- Born: December 23, 1944 (age 81)
- Scientific career
- Fields: English, Media Studies
- Workplaces: University of Florida

= Gregory Ulmer =

Philosopher and media scholar

Gregory Leland Ulmer (born December 23, 1944, US) is professor emeritus in the Department of English at the University of Florida (Gainesville) and a professor of Electronic Languages and Cybermedia at the European Graduate School in Saas-Fee, Switzerland.

== Early life and education ==
Ulmer grew up in Eastern Montana. His father Walt owned a small sand, gravel, and concrete business and also served as representative to the state legislature for ten years, and county commissioner for another six. Ulmer describes his father's attitude to the arts and teaching as disparaging, something he aimed to overcome along with protestant republican sensibilities in his background. He mentions North Dakota winters as a formative memory. His grandmother immigrated to the US from Germany.

He received his bachelors in History and English, from the University of Montana in 1967, with two years spent at the Institute of European Studies, Madrid, Spain, 1965-66.
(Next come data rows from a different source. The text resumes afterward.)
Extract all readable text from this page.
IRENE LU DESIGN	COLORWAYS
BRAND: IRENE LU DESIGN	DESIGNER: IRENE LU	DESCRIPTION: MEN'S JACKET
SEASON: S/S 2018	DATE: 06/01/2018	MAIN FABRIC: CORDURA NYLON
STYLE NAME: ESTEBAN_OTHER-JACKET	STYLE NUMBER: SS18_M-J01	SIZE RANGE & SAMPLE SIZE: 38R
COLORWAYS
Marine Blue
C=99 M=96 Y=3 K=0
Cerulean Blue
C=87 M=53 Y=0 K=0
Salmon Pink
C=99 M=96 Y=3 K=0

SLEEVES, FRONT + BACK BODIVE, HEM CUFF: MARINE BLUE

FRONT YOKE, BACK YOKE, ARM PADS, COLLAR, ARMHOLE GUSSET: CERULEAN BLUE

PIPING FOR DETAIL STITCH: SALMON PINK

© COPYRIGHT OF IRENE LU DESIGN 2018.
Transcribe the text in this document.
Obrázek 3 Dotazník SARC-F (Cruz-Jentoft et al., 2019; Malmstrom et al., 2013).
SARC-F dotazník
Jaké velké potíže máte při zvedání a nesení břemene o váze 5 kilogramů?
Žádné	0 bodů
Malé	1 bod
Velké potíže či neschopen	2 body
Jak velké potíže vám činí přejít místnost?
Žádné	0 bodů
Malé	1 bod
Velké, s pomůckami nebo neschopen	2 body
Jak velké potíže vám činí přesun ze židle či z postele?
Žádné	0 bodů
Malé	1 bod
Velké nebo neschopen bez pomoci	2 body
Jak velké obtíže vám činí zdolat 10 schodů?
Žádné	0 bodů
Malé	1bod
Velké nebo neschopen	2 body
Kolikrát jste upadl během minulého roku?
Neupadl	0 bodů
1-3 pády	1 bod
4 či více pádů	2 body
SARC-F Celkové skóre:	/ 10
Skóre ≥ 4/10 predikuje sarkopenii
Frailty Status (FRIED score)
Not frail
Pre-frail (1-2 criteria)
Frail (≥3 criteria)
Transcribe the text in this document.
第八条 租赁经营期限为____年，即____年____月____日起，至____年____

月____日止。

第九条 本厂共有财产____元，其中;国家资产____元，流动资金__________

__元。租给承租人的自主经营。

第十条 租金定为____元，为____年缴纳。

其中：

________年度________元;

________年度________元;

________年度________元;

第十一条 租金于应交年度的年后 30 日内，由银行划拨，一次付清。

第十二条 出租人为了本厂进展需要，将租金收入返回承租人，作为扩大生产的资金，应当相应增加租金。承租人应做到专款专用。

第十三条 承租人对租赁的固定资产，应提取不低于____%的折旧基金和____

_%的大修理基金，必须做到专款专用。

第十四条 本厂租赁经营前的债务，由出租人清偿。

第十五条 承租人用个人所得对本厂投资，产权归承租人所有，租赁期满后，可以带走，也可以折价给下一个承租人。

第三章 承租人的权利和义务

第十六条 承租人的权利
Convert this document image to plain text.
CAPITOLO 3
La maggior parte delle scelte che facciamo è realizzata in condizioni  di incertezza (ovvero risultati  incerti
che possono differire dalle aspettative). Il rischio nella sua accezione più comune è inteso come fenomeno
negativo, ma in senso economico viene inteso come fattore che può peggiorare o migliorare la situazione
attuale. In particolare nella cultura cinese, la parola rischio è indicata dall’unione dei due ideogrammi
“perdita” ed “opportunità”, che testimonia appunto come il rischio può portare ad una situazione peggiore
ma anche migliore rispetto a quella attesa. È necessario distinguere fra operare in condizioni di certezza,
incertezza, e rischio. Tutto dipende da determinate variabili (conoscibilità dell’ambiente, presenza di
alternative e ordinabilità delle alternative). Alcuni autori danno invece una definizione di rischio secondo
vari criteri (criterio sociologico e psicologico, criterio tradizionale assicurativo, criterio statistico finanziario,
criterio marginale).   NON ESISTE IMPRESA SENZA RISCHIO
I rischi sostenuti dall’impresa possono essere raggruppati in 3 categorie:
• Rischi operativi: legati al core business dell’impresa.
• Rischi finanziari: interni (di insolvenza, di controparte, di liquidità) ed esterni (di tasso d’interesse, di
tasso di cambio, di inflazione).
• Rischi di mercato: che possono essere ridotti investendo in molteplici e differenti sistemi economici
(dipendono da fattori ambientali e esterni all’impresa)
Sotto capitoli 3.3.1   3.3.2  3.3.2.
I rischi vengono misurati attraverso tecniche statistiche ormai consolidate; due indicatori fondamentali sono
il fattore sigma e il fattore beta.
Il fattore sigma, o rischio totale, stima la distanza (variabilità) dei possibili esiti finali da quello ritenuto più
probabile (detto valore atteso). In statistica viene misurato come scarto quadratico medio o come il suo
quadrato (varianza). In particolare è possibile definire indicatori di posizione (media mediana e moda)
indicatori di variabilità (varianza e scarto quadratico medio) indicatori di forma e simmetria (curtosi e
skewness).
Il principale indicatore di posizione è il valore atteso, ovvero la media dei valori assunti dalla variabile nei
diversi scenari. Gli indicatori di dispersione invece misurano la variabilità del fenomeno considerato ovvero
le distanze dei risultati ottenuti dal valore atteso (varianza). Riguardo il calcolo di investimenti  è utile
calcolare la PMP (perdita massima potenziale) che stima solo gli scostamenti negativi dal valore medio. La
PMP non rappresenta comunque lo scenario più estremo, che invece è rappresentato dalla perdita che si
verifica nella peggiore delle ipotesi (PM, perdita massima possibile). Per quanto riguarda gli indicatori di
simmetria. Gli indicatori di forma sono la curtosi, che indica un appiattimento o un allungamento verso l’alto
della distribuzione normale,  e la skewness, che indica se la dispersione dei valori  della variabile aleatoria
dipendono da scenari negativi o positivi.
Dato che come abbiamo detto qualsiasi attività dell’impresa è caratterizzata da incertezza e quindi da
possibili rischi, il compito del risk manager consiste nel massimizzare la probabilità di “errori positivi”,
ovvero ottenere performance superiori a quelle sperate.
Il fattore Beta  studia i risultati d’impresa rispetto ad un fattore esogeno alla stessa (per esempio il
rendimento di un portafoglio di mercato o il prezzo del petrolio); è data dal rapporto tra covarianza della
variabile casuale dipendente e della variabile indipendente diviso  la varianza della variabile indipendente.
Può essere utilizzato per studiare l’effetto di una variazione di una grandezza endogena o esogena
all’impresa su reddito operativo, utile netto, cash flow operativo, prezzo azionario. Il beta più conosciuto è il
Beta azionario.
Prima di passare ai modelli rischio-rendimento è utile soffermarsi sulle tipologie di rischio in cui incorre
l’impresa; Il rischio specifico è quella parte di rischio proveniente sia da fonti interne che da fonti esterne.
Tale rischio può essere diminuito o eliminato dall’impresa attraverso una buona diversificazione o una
He received his PhD in comparative literature from Brown University.

== Career ==

From 1972 to 1977 Ulmer worked as an assistant professor in the Humanities Department of the University of Florida and became the Acting Chair of the department in 1979. He received tenure in 1977, and he became the co-director of the Institute for European & Comparative Studies (1987–1990), and the director of the film studies program (1986–1989).

Many of Ulmer's theories grow out of his home-spun "puncepts" like textshop, choragraphy, applied grammatology, mystory, heuretics, and post(e)-pedagogy. His explorations into what he refers to as an "anticipatory consciousness," designed to utilize the force of intuition as a way to invent emergent forms of knowledge, are methodologically remixed by Ulmerian disciples all over the world.

One such project to grow out of Ulmer's magical mystery tour is Illogic of Sense: The Gregory L. Ulmer Remix, an e-book publication that highlights how Ulmer's seminal work has been central to contemporary thinking on the future of writing and new forms of hybridized "digital rhetoric." Published by the Alt-X Press, which was founded by Ulmer's former student turned artist and writer Mark Amerika, the ebook is said to have finally fulfilled the long-promised potential of online publishing to use stimulating visual arrangement, media hybridization, and typographical ingenuity to blur the distinction between publication, exhibition, and design performance, which further brings to mind Ulmer's own self-consciously titled book "Internet Invention."

== Academic interests ==

Ulmer's work focuses on hypertext, electracy and cyberlanguage and is frequently associated with "emerAgency," "choragraphy," "mystoriography," heuretics, and concept avatar. Following his motto (from the Japanese poet Matsuo Bashō) "not to follow in the footsteps of the masters, but to seek what they sought," Ulmer developed a mode for research and pedagogy that does for electracy what the argumentative essay (paper) does for literacy.

He is the author of several books: Illogic of Sense: The Gregory Ulmer Remix; Applied Grammatology: Post(e)-Pedagogy from Jacques Derrida to Joseph Beuys; Teletheory: Grammatology in the Age of Video; Heuretics: The Logic of Invention; Internet Invention: From Literacy to Electracy; and Electronic Monuments.
. He has also published numerous articles and maintains a personal website and blog, Heuretics.